For anyone measuring any kind of growth or productivity in any arena of life and work, does it feel like a lot of time's been wasted? Did we put plans and visions on hold, and are we now just taking stock to survey all that did NOT get accomplished?
This is where I am most naturally wired up to go. I like efficiency. I hate wasting time. The phrase 'killing time' sounds criminal to me. Yes, yes, we need to rest and sabbath and care for our own souls. I know this. I do this. But overall, over a two plus years period of whatever it is we're counting here, something surely has to have happened! Surely there's something I can look to as having been completed, or progressed, or even just started. Pu-leeeese!
Ironically, it's the very work that God has called me to, in these latter years of my life, that helps bring some answers, some balance, and hopefully more maturity (I mean, really) to how I interact with time. Beyond the very wild weirdness of flying ahead trhough time zones (believe me, that still messes with me a little), Thai culture is 'event-oriented' not 'time-oriented', as we are so much more prone to be here in the West. Especially me. Being there - which I am longing for - is such a good immersion in a gentler, less controlling way of moving through any given day. It's like there's a general communal understanding that all things happen 'at the proper time'.
This is why, even with all the strange traffic congestion and free-style way of driving, there is rarely an angry beeping of a horn. It's remarkable.
This is why when you ask when something will start, there seems to be a bit of confusion, because whatever it is starts when everyone is there. And it ends with it's over.
This is why if you're the last person gathering your things before getting in the car to go somewhere, no one is annoyed with you. Truly. They only seem upset if you start to rush about. Because...we have time. We always seem to have time.
I wonder if the fine folks in Galatia were dipping forward into a more modern, Westernized frustration on these things. Or maybe they were just genuinely discouraged by whatever circumstances prompted Paul to write his letter to them.
"Do not grow weary in doing good," he comforts them. "For at the proper time we will reap a harvest, if we do not give up." (Galatians 6:9 emphasis added)
Coincidentally, or maybe not so, this is one of the verses we have learned together at Hot Springs during the ESL portion of our Bible times in the evenings. I could hear their strong young voices in my head as I write out the words just now.
At the proper time. Of course, it's God's call on this. It's His time, not ours that's 'proper', timely, perfect. All we have to do is keep on doing good.
I pause here to let that sink in....for me.
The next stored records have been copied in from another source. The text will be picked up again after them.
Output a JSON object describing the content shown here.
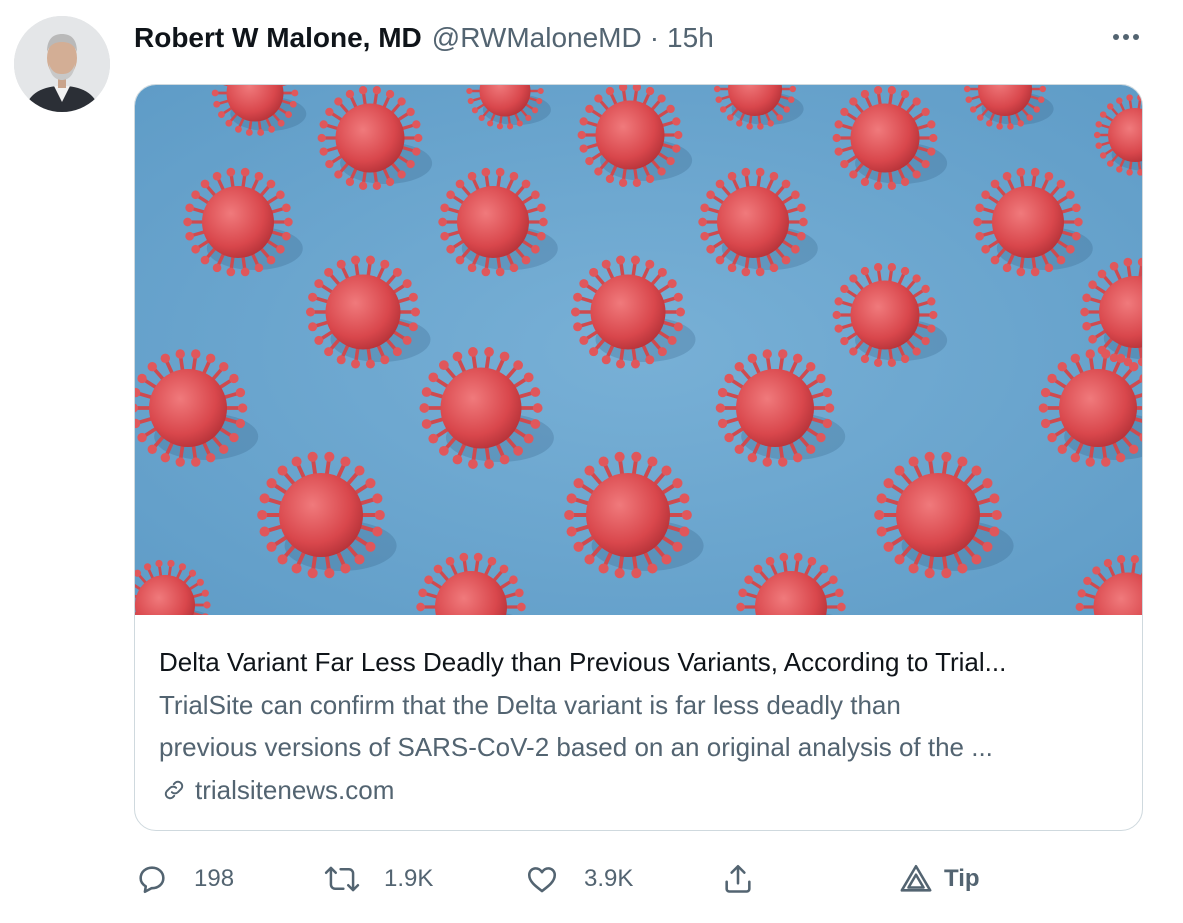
{
  "tweet": {
    "author_name": "Robert W Malone, MD",
    "handle": "@RWMaloneMD",
    "separator": "·",
    "time": "15h",
    "more_icon": "more-horizontal-icon"
  },
  "card": {
    "image_icon": "virus-pattern-image",
    "title": "Delta Variant Far Less Deadly than Previous Variants, According to Trial...",
    "description_lines": [
      "TrialSite can confirm that the Delta variant is far less deadly than",
      "previous versions of SARS-CoV-2 based on an original analysis of the ..."
    ],
    "domain": "trialsitenews.com",
    "link_icon": "link-icon"
  },
  "actions": {
    "reply": {
      "icon": "reply-icon",
      "count": "198"
    },
    "retweet": {
      "icon": "retweet-icon",
      "count": "1.9K"
    },
    "like": {
      "icon": "heart-icon",
      "count": "3.9K"
    },
    "share": {
      "icon": "share-icon"
    },
    "tip": {
      "icon": "tip-icon",
      "label": "Tip"
    }
  },
  "colors": {
    "text_primary": "#0f1419",
    "text_secondary": "#536471",
    "border": "#cfd9de",
    "image_background": "#6aa6cf",
    "virus_color": "#e0575b"
  }
}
Things are coming along nicely in all the trip preparations, by the way. One of two happy bonuses of my scheduling error is that I am well in hand (at least at this point) to have everything ready and packed well before the October 31st departure date.
The other happy bonus? This moment to reflect again on Who is really in charge. In charge of outcomes. In charge of time. In charge of me. And it's okay. He's got the time.